American Civil War Union Brigadier General (1833-1882)

George Wheeler Schofield (September 20, 1833 - December 17, 1882) was an American Union brevet brigadier general during the period of the American Civil War. He received his appointment as brevet brigadier general dated to January 26, 1865.

George Wheeler Schofield was the brother of John McAllister Schofield who briefly served as Commander of the Army of the Frontier during the Civil War and as U.S. Secretary of War, Superintendent of the United States Military Academy, and Commanding General of the United States Army after the war. During the American Civil War, George Wheeler Schofield served as a lieutenant colonel in the Union Army. After the war, he served with the 41st Infantry and the 10th and 6th cavalries.

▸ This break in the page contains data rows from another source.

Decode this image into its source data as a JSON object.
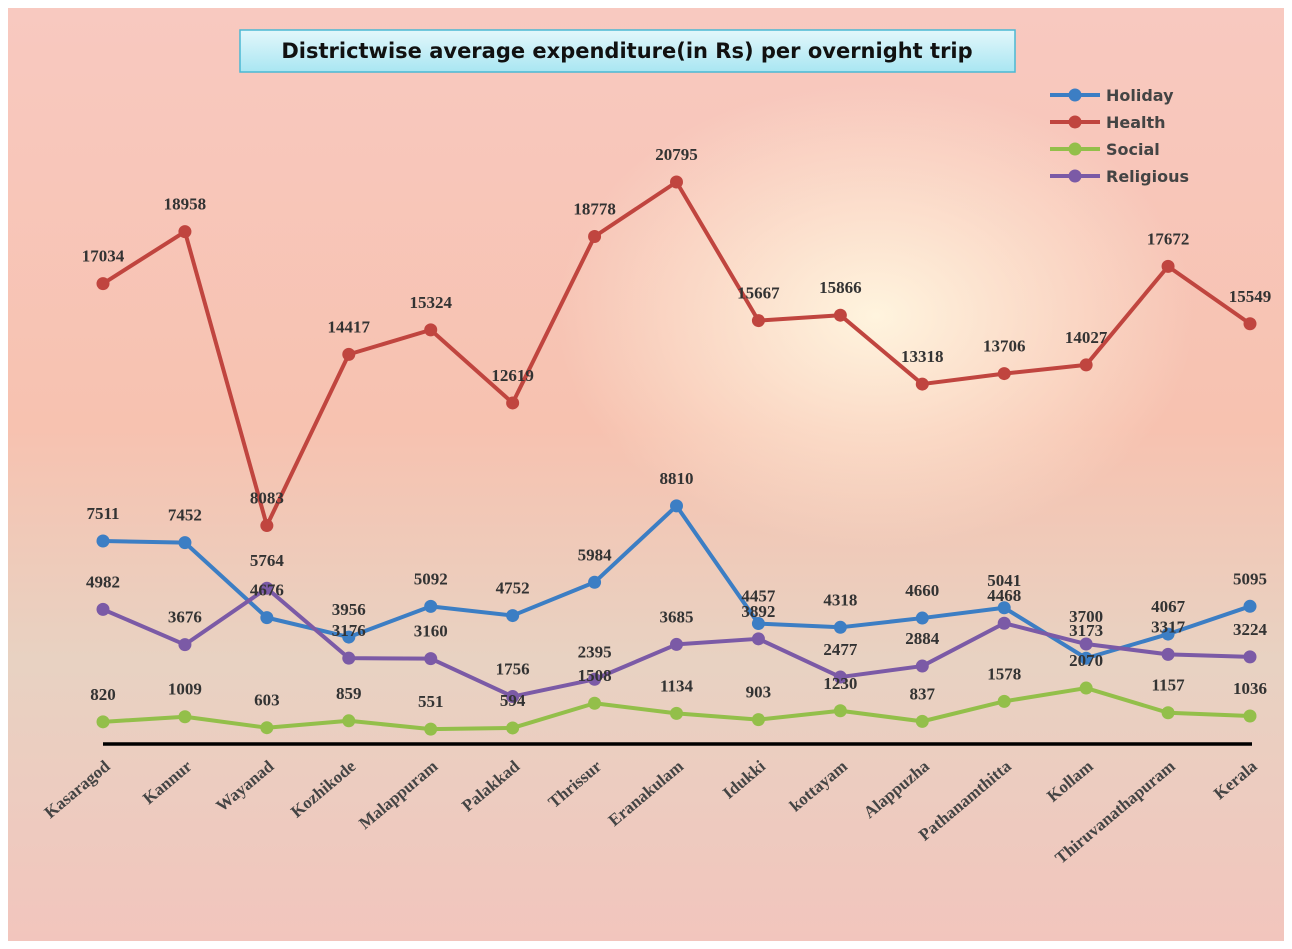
{
  "chart_data": {
    "type": "line",
    "title": "Districtwise average expenditure(in Rs) per overnight trip",
    "categories": [
      "Kasaragod",
      "Kannur",
      "Wayanad",
      "Kozhikode",
      "Malappuram",
      "Palakkad",
      "Thrissur",
      "Eranakulam",
      "Idukki",
      "kottayam",
      "Alappuzha",
      "Pathanamthitta",
      "Kollam",
      "Thiruvanathapuram",
      "Kerala"
    ],
    "series": [
      {
        "name": "Holiday",
        "color": "#3c7ec4",
        "values": [
          7511,
          7452,
          4676,
          3956,
          5092,
          4752,
          5984,
          8810,
          4457,
          4318,
          4660,
          5041,
          3173,
          4067,
          5095
        ]
      },
      {
        "name": "Health",
        "color": "#c0453f",
        "values": [
          17034,
          18958,
          8083,
          14417,
          15324,
          12619,
          18778,
          20795,
          15667,
          15866,
          13318,
          13706,
          14027,
          17672,
          15549
        ]
      },
      {
        "name": "Social",
        "color": "#93bf4a",
        "values": [
          820,
          1009,
          603,
          859,
          551,
          594,
          1508,
          1134,
          903,
          1230,
          837,
          1578,
          2070,
          1157,
          1036
        ]
      },
      {
        "name": "Religious",
        "color": "#7b5aa6",
        "values": [
          4982,
          3676,
          5764,
          3176,
          3160,
          1756,
          2395,
          3685,
          3892,
          2477,
          2884,
          4468,
          3700,
          3317,
          3224
        ]
      }
    ],
    "legend": "top-right"
  }
}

The Schofield Revolver, a .45-caliber Smith & Wesson revolver, was named after him. Schofield made modifications to the original Model 3 revolver, patented his locking system, and earned a payment on each gun that Smith & Wesson sold. His older brother John was the head of the Army Ordnance Board at the time, and this conflict-of-interest may have been the main reason for the Army's adoption of Schofield's revolver.

Schofield's wife Alma, sister of frontiersman Seth Bullock, died at Fort Sill on March 27, 1879. Schofield was promoted to the peacetime rank of lieutenant colonel of the 6th Cavalry in December 1881. He served in Arizona. On December 17, 1882, Schofield picked up one of his Schofield-patent revolvers while in his dress uniform and fatally shot himself with it. He was buried in the city cemetery of Freeport, Illinois.